Five WHOLE YEARS; sometimes that feels like I sneezed and a full grown child appeared calling me mama, and sometimes it feels like time didn't exist before we became parents.

While we focus on invitations lists and party food, the lead up to his birthday marks a far less welcome anniversary: It marks the start of the chain of events that ended in a very dis-empowering birth.

Alfie’s birth left me raw and hurting in ways I couldn't comprehend until I became pregnant with Esme.


Like many others that leave women suffering from Birth Trauma, it was a birth that medical professionals would consider to be “successful”. After all, both he and I left for home in good physical health. So what was the problem? Did I expect too much from childbirth?

I don’t think so.


You will note there is no mention of being bullied, belittled or emotionally blackmailed by The Dead Baby Card mentioned in that quote. They are NOT things that a pregnant woman expects, and they were not what I deserved.
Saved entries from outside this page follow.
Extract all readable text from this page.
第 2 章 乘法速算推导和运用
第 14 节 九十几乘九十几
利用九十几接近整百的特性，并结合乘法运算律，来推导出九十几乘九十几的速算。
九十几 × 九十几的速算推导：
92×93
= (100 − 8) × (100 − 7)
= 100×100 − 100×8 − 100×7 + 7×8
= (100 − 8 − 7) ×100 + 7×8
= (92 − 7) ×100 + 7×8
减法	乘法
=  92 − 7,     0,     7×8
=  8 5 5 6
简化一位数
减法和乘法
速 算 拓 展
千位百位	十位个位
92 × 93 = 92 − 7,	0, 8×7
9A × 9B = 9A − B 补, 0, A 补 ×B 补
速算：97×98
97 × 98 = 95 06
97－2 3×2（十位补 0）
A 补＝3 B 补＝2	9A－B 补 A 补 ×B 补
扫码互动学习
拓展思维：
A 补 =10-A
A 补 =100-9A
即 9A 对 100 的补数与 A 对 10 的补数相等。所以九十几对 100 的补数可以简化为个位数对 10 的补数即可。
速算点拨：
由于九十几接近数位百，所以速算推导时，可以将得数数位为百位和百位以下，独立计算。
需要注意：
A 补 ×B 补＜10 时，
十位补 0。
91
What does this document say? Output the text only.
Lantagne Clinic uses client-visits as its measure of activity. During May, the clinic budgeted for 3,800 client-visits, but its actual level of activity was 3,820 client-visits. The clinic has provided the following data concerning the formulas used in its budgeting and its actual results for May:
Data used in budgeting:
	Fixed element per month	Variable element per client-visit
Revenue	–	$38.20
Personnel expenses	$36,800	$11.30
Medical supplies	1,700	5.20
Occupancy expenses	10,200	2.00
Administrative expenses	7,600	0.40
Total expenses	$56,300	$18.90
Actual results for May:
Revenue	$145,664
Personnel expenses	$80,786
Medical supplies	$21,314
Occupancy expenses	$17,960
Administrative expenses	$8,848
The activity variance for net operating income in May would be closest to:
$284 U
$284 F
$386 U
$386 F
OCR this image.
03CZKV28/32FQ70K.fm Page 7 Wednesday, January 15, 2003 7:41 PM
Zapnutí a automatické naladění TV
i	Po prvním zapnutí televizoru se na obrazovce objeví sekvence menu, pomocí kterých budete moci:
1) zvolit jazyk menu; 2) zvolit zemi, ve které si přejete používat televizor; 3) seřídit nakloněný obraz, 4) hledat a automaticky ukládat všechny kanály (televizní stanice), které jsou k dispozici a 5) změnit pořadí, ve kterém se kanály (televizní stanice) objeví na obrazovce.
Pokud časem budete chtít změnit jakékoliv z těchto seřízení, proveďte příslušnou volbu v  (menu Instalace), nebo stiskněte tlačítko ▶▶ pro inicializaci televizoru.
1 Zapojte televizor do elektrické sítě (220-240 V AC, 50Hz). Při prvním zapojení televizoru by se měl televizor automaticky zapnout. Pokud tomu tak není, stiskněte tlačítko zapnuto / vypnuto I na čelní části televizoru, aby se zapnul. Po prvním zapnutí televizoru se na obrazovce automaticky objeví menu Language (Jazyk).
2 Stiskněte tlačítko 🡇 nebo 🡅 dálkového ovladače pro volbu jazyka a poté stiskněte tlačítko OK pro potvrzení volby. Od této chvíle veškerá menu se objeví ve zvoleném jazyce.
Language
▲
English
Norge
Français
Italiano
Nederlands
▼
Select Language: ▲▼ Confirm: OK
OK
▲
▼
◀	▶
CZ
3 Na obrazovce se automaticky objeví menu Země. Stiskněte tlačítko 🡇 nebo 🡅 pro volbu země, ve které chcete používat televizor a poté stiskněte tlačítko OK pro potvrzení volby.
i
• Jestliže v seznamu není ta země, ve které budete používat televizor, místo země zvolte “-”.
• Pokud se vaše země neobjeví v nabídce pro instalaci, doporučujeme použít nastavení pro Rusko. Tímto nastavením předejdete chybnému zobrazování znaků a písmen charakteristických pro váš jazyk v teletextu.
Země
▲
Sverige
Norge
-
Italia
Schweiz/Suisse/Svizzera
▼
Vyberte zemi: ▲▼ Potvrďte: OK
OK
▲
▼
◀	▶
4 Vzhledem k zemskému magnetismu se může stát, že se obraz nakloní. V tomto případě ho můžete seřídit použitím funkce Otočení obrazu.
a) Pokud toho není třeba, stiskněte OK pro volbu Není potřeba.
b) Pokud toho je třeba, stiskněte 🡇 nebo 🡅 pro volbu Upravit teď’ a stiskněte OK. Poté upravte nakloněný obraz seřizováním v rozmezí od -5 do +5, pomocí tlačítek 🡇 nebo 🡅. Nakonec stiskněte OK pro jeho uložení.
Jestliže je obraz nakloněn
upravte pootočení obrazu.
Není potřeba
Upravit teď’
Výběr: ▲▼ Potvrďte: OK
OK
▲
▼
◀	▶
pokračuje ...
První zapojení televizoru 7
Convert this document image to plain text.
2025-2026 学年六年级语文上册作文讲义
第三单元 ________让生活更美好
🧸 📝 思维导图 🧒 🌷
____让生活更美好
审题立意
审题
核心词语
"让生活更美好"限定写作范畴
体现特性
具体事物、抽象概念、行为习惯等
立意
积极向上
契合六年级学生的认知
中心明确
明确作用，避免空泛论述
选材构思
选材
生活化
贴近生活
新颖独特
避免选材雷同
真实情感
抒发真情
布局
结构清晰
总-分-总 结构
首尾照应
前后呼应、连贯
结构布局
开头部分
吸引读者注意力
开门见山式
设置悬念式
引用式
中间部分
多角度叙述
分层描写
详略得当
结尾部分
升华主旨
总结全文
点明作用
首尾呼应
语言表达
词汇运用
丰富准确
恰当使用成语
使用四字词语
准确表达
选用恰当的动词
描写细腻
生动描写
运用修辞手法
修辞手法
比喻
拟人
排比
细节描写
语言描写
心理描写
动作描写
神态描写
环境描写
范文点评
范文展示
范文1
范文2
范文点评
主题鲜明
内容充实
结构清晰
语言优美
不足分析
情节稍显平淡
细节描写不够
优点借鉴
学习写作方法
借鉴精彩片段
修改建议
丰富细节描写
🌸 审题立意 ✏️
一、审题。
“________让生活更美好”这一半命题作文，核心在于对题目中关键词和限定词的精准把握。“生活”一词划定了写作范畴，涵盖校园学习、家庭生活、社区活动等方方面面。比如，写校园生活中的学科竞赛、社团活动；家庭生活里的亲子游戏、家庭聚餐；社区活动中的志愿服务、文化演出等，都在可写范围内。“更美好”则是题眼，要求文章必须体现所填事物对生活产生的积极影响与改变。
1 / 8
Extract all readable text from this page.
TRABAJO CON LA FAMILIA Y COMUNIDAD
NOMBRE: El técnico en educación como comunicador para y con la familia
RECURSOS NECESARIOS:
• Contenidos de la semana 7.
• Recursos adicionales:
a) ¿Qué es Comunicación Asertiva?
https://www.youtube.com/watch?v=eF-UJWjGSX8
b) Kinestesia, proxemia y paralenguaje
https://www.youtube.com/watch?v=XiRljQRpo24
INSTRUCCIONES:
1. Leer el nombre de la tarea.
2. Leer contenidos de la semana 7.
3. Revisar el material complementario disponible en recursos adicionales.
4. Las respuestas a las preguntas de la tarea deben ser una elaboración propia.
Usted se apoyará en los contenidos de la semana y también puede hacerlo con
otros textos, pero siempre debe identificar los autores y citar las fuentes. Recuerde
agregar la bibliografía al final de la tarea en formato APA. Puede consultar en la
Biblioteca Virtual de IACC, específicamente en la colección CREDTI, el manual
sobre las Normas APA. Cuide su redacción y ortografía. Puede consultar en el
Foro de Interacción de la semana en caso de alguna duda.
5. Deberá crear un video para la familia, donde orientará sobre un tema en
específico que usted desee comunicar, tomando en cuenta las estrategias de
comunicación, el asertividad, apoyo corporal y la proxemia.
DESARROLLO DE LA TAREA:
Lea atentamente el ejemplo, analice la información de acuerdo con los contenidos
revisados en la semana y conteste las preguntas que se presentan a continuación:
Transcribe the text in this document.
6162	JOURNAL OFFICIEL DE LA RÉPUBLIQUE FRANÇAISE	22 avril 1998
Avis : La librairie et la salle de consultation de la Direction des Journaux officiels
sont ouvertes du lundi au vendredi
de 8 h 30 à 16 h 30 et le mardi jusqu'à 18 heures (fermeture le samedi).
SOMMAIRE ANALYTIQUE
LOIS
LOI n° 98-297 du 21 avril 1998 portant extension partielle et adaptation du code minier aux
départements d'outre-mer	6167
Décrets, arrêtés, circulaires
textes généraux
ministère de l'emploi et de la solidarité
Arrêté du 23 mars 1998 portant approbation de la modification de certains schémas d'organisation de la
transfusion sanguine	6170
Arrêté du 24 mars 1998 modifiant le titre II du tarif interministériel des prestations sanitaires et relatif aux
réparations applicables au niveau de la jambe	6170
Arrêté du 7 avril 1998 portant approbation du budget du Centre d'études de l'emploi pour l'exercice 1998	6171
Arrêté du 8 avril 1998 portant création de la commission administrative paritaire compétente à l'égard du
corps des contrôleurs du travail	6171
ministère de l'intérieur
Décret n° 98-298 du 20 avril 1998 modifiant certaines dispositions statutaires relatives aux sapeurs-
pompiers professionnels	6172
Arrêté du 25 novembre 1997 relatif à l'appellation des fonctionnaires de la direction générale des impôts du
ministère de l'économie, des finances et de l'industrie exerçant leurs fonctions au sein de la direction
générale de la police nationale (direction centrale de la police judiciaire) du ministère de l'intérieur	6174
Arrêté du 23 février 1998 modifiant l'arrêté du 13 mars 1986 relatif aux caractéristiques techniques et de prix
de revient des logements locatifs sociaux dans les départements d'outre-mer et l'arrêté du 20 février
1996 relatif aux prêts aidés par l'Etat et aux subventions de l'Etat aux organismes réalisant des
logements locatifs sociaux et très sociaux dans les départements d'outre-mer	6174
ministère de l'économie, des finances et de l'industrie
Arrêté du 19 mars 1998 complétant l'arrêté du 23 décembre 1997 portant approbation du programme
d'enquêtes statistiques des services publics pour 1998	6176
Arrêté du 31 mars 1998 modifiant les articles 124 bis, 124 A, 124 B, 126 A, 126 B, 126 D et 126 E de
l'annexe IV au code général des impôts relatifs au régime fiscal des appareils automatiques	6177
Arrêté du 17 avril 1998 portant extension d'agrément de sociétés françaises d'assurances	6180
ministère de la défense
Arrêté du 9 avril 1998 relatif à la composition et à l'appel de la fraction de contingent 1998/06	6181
In the early months of Alfie’s life, there were times when I would wake up terrified of completely irrational fates befalling my son, and become hysterical over who the hell knows what. I didn't admit these things to my Health Visitor because I didn't need to; I clearly wasn't suffering from PND and there were no questionnaires about whether I had found birth traumatic.

Why would there be? 

Doesn't everyone find birth traumatic? Isn't having a healthy baby the “most important think”? In a society which is increasingly focused on the outcome of birth, the journey to that goal is often treated as insignificant.

I didn't realise it until this year, but even midwife Ina May Gaskin is a veteran member of the Birth Trauma club. 

She experienced the birth of her first child in a traditional hospital setting during a period of US obstetric history when labouring mothers were given mandatory epidurals and forceps deliveries and it left her “traumatised and scared of things that I shouldn't have to be afraid of; like driving back from the hospital and being afraid that my daughter could get out of the little crack in the window”. 

Today she retells this story with a wry smile, but it is a classic example of the way in which a “medically successful” birth can leave a woman feeling broken and vulnerable and less able to care for her child.

So why I am putting a downer on my son’s birthday by talking about this now? 

Well actually I’m not, because the outcome of my experience in 2009 was to propel me into a world of birth activism. That one act of betrayal galvanised me, and defined me. 

It redefines me still. 

And secondly, I promised long ago that I would write about this story, and how it ended.

The answer is that it turned out pretty well. 

I spent time talking through my experiences and making my peace with them. I planned two amazing births which allowed me to feel respected and empowered by surrounding myself with the right kind of support. 

And I came out the other side, a little scarred, a little tougher, but no worse for those things. 

One day, with the right support, you will too. I promise.